When the CloseSession Service is called before the Session is successfully activated, the Server shall reject the request if the SecureChannel is not the same as the one associated with the CreateSession request.
Table 19 defines the parameters for the Service.
Table 19 – CloseSession Service Parameters
Name |
Type |
Description |
Request |
|
|
requestHeader |
RequestHeader |
Common request parameters (see 7.28 for RequestHeader definition). |
deleteSubscriptions |
Boolean |
If the value is TRUE, the Server deletes all Subscriptions associated with the Session. If the value is FALSE, the Server keeps the Subscriptions associated with the Session until they timeout based on their own lifetime. |
|
|
|
Response |
|
|
responseHeader |
ResponseHeader |
Common response parameters (see 7.29 for ResponseHeader definition). |
Table 20 defines the Service results specific to this Service. Common StatusCodes are defined in Table 177.
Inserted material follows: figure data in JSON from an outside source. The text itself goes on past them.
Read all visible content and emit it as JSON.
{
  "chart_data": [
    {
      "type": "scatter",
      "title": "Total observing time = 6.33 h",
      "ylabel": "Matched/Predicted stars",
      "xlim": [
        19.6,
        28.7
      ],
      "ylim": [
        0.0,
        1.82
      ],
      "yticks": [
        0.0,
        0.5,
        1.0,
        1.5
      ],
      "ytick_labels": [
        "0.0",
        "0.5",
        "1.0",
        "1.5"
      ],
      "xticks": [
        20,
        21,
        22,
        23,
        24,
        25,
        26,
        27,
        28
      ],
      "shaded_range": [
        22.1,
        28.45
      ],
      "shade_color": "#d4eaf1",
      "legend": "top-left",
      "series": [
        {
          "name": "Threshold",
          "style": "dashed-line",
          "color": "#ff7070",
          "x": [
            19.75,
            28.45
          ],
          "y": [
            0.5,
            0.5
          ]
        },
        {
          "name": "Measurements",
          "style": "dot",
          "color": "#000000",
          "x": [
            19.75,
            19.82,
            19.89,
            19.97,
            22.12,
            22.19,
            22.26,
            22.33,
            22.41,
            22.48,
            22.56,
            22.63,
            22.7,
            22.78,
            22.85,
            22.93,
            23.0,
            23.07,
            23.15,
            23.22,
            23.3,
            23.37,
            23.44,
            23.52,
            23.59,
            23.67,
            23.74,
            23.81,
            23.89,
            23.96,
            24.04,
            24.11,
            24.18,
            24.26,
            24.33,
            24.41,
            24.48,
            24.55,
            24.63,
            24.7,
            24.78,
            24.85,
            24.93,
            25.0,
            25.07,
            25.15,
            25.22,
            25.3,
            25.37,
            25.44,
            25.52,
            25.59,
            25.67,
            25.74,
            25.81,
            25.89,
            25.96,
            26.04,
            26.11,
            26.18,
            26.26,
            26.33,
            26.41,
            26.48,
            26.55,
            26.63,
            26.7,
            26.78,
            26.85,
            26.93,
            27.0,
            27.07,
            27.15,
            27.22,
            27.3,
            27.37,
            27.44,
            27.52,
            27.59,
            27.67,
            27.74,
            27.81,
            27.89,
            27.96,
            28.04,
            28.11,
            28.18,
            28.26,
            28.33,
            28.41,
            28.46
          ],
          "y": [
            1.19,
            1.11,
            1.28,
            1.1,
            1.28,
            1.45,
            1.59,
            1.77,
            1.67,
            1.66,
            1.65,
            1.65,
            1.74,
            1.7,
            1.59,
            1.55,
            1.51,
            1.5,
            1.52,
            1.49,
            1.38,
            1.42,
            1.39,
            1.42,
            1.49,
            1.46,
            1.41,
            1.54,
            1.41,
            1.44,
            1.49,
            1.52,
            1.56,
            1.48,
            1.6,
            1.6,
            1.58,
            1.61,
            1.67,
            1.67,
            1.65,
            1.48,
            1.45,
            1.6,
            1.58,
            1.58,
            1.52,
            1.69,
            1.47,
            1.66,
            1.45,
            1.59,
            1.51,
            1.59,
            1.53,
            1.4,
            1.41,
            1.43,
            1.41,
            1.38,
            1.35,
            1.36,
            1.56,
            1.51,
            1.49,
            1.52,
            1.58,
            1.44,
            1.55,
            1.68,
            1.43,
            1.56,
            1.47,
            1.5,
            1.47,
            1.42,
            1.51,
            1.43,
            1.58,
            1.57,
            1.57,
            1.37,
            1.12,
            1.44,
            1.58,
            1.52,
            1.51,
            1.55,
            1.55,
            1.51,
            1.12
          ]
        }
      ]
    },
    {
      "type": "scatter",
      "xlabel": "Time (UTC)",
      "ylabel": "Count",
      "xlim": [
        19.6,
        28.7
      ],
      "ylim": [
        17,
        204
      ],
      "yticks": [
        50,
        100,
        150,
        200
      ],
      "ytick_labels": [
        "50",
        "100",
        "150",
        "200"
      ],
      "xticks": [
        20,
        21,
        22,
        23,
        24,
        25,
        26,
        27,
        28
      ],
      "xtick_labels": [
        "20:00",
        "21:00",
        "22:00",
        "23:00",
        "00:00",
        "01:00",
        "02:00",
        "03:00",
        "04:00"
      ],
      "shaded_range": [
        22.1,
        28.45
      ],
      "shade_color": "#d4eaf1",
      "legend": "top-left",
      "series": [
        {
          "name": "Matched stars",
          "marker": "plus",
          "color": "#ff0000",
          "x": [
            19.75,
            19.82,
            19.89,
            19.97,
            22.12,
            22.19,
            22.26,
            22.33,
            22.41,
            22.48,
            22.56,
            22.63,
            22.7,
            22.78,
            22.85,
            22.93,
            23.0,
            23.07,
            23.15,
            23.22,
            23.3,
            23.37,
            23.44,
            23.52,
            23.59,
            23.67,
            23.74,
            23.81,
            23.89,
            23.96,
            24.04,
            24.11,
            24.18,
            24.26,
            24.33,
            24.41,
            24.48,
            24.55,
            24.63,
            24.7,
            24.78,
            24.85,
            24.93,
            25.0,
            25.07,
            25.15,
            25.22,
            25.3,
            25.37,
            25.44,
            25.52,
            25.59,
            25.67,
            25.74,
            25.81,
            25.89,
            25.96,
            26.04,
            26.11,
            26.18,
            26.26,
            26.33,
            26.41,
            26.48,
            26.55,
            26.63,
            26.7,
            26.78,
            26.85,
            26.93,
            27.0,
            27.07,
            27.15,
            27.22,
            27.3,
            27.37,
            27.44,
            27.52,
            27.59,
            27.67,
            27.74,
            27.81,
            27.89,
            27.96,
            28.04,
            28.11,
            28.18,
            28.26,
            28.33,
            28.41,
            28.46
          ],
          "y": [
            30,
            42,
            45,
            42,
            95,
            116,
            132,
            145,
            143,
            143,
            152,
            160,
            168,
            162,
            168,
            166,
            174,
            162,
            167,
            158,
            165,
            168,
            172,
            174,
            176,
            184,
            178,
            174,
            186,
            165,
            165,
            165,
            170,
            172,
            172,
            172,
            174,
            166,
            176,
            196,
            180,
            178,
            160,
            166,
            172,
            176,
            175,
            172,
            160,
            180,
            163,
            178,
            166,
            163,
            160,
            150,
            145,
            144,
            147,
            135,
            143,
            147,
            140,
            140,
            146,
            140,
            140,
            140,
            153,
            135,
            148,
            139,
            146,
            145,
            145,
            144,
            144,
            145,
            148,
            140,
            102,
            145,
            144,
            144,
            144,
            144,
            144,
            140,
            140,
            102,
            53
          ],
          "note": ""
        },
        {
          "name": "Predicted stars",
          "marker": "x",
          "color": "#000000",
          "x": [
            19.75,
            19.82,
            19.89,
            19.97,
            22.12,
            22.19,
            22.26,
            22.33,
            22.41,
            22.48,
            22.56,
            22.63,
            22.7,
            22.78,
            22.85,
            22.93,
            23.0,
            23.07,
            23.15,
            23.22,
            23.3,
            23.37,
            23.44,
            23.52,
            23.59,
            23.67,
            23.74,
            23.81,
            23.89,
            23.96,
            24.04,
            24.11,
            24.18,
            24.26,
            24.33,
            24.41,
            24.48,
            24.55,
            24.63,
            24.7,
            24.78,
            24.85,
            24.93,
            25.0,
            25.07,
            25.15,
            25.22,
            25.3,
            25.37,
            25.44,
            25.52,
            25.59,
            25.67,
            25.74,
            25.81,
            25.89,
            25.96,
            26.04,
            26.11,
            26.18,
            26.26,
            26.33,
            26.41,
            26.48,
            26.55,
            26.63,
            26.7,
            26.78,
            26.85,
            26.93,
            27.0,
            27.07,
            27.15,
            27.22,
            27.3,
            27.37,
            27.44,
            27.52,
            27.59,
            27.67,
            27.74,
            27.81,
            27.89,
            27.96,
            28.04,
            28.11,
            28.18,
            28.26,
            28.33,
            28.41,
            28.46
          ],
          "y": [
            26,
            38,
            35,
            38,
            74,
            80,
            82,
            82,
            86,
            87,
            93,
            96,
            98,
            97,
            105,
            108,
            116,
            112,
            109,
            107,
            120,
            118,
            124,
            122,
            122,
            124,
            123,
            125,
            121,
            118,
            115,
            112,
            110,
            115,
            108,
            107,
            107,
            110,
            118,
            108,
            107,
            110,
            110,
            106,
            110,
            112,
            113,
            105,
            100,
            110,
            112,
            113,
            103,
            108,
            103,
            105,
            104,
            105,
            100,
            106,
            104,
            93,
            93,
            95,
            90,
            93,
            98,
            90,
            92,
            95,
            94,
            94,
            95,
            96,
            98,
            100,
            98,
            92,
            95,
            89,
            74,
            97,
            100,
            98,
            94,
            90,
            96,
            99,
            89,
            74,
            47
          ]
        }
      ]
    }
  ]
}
Table 20 – CloseSession Service Result Codes
Symbolic Id |
Description |
Bad_SessionIdInvalid |
See Table 177 for the description of this result code. |
This Service is used to cancel outstanding Service requests. Successfully cancelled service requests shall respond with Bad_RequestCancelledByClient.
Table 21 defines the parameters for the Service.
Table 21 – Cancel Service Parameters
Name |
Type |
Description |
Request |
|
|
requestHeader |
RequestHeader |
Common request parameters (see 7.28 for RequestHeader definition). |
requestHandle |
IntegerId |
The requestHandle assigned to one or more requests that should be cancelled. All outstanding requests with the matching requestHandle shall be cancelled. |
|
|
|
Response |
|
|
responseHeader |
ResponseHeader |
Common response parameters (see 7.29 for ResponseHeader definition). |
cancelCount |
UInt32 |
Number of cancelled requests. |
Common StatusCodes are defined in Table 177.